A pesquisa é do tipo estudo de caso. O estudo foi realizado no Instituto de Prevenção do Câncer do Ceará (IPCC), em 2004, com duas mulheres clientes do serviço, que realizavam tratamento ginecológico. O IPCC é referência estadual na prevenção, diagnóstico e tratamento do câncer cérvico–uterino e suas complicações. Os procedimentos éticos relacionados à pesquisa com seres humanos foram seguidos, apesar do Comitê de Ética ainda estar em fase de organização, tendo os sujeitos sido informados do estudo, bem como assinado o Termo de Consentimento Livre e Esclarecido. Para coleta de dados foi utilizado como técnica a entrevista não–diretiva, também chamada de abordagem clínica e, com ela, se pretende colher dados no discurso livre sobre um tema.9 Como técnicas para análise dos casos utilizou–se a ferramenta denominada de Fluxograma Analisador do Modelo de Atenção de um Serviço de Saúde.10 Nele, trabalha–se "com a perspectiva de 'desenhar' um certo modo de organização de um conjunto de processos de trabalhos, que se vinculam entre si em torno de uma certa cadeia de produção".10:73 No fluxograma, alguns símbolos são utilizados para a construção do diagrama: a elipse (representa o começo e o fim da cadeia produtiva); o retângulo (mostra momentos em que são realizadas etapas de trabalho importante da cadeia produtiva, nas quais realizam consumo de recursos e produção de produtos bem definidos) e o losango (momentos de decisão a serem seguidos durante a cadeia produtiva).10

ANALISANDO OS CASOS ATRAVÉS DO FLUXOGRAMA

No Caso 1 (anexo 1 Anexo 1 – CASO 1 e 3 Anexo 3 – Descrição dos casos ) pode–se constatar a integração dos pontos de atenção à saúde, através de uma rede horizontal, onde a porta de entrada da cliente I.P.S. foi a atenção primária em saúde (Estratégia Saúde da Família), que durante uma consulta de rotina para prevenção do câncer cérvico–uterino com o Enfermeiro, teve seu problema detectado, sendo referenciada com presteza ao hospital local, onde foi assistida pelo médico e realizado exames de rotina (colposcopia) e coleta de material para biópsia. A seguir foi encaminhada para a unidade de referência estadual para prevenção, diagnóstico e tratamento do câncer cérvico–uterino.

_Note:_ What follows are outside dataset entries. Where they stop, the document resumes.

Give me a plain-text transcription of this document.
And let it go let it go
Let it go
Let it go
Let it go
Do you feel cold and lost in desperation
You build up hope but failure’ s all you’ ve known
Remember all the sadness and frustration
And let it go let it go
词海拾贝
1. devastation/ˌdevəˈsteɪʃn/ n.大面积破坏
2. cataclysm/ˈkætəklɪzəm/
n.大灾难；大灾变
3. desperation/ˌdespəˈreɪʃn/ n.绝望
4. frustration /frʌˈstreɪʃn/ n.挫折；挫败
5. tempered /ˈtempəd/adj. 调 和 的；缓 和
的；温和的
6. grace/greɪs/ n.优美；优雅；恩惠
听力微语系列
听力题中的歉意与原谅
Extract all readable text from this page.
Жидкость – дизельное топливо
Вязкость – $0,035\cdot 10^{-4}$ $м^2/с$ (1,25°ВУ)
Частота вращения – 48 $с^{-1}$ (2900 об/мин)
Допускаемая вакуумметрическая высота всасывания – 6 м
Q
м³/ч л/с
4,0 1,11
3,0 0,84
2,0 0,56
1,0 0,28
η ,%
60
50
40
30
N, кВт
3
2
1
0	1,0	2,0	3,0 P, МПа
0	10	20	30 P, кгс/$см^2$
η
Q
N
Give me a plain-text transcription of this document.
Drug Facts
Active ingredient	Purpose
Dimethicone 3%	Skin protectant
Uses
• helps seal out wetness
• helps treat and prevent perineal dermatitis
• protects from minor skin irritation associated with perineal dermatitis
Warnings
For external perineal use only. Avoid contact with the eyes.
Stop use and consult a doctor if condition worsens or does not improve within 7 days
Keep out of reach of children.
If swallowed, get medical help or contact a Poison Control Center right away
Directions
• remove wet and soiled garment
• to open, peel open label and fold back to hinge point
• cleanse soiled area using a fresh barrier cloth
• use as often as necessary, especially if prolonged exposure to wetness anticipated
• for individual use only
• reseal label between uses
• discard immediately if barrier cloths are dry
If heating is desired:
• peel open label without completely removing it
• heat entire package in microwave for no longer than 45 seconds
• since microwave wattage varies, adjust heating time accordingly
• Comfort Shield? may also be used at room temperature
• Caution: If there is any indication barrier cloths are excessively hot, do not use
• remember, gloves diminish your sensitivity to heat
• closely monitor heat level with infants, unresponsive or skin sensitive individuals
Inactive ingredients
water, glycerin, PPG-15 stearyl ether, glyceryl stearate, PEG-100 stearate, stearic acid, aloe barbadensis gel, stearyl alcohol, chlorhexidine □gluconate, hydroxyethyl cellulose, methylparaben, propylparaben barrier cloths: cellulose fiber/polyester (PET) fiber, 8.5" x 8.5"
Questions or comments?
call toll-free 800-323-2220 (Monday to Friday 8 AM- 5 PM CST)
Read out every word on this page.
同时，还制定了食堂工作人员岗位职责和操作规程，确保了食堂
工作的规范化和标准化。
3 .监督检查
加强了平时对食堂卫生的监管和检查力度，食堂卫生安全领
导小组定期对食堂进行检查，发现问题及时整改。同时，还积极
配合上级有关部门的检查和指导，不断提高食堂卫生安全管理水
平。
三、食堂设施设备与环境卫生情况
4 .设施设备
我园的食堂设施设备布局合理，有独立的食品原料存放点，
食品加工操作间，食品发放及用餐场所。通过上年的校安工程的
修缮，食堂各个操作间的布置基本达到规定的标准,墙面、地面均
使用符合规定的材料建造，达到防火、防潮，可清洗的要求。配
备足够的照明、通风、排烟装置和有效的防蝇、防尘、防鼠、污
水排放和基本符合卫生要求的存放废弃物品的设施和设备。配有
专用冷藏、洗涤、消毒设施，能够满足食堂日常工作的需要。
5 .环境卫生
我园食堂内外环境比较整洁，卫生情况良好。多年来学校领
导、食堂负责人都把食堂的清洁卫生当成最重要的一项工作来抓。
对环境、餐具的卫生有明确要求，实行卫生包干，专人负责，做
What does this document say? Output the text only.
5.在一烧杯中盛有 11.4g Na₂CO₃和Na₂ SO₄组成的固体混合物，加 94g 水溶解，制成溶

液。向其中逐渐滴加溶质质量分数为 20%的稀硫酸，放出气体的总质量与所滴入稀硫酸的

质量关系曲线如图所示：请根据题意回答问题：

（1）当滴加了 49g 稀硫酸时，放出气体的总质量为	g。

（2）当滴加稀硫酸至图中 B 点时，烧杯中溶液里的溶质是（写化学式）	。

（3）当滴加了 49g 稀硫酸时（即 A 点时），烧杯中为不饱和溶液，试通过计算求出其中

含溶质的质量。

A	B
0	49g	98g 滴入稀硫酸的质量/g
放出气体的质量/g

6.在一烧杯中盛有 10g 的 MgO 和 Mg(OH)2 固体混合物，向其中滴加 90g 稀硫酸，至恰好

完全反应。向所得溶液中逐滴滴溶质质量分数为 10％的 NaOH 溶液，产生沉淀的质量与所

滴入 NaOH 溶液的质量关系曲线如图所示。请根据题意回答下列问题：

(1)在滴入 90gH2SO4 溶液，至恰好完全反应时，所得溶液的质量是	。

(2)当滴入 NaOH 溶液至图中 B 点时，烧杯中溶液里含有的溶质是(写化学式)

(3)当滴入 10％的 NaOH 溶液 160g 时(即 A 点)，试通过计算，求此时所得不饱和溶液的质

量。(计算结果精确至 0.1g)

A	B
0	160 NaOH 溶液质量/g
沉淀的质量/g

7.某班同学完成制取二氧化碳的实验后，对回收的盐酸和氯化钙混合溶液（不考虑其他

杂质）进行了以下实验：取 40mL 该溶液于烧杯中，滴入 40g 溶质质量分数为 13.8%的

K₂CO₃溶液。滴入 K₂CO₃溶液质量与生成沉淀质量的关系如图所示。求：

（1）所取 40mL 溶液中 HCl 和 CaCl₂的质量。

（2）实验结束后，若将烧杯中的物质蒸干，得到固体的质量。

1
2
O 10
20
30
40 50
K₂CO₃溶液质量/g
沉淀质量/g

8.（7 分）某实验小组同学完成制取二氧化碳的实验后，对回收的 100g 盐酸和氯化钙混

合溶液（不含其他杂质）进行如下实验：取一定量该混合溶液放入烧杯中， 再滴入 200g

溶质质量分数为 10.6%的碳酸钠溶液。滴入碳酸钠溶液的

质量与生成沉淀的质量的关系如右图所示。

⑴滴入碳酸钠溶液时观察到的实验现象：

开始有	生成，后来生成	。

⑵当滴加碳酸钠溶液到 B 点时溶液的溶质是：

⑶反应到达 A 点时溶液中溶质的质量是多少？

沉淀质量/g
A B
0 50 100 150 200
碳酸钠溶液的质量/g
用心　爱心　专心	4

Neste processo de organização do trabalho das ações e serviços de saúde em sistemas integrados de serviços de saúde, "não há uma hierarquia entre os diferentes pontos de atenção à saúde, mas a conformação de uma rede horizontal de pontos de atenção à saúde de distintas densidades tecnológicas, sem hierarquia entre eles".11:55 Neste modelo de organização, propõe–se que esta rede horizontal seja organizada a partir de um centro de comunicação, destacando–o como o ponto da atenção primária à saúde.12

A Organização Mundial da Saúde (OMS) definiu esta atenção primária à saúde como "baseada em tecnologia e métodos práticos, cientificamente comprovados e socialmente aceitáveis, tornando universalmente acessíveis a indivíduos e famílias na comunidade por meios aceitáveis para eles e a um custo que tanto a comunidade como o país possa arcar em cada estágio de seu desenvolvimento, um espírito de autoconfiança e autodeterminação. É parte integral do sistema de saúde do país, do qual é função central, sendo o enfoque principal do desenvolvimento social e econômico global da comunidade. É o primeiro nível de contato dos indivíduos, da família e da comunidade, com o sistema nacional de saúde, levando a atenção à saúde o mais próximo possível do local onde as pessoas vivem e trabalham, constituindo o primeiro elemento de um processo de atenção continuada à saúde".13:30–1

Durante os dezesseis dias percorridos no sistema de referência, pela cliente, destaca–se ainda neste caso a acessibilidade, que "envolve a localização do estabelecimento próximo da população a qual atende, os horários e dias em que está aberto para atender, o grau de tolerância para consultas não–agendadas e o quanto a população percebe a convivência destes aspectos da acessibilidade".13:32 "A acessibilidade é, ainda, classificada nas dimensões: geográfica (distância média entre a população e os recursos), organizacional (modos de organização dos recursos de assistência à saúde), e sócio–cultural (envolve fenômenos tais como: percepção sobre o corpo e a doença, crenças relativas à saúde, tolerância à dor e credibilidade nos serviços de saúde, dentre outros)".14:117–8 Quanto à integralidade, a rede assistencial do Caso 1 a contempla de forma significativa e até com certa resolutividade o princípio da integralidade, uma vez que ela exige que a prestação desta atenção atenda às necessidades mais comuns da população adscrita, a responsabilização pela oferta de serviços em outros pontos de atenção à saúde e o conhecimento adequado dos problemas biológicos, psicológicos e sociais que causam as doenças.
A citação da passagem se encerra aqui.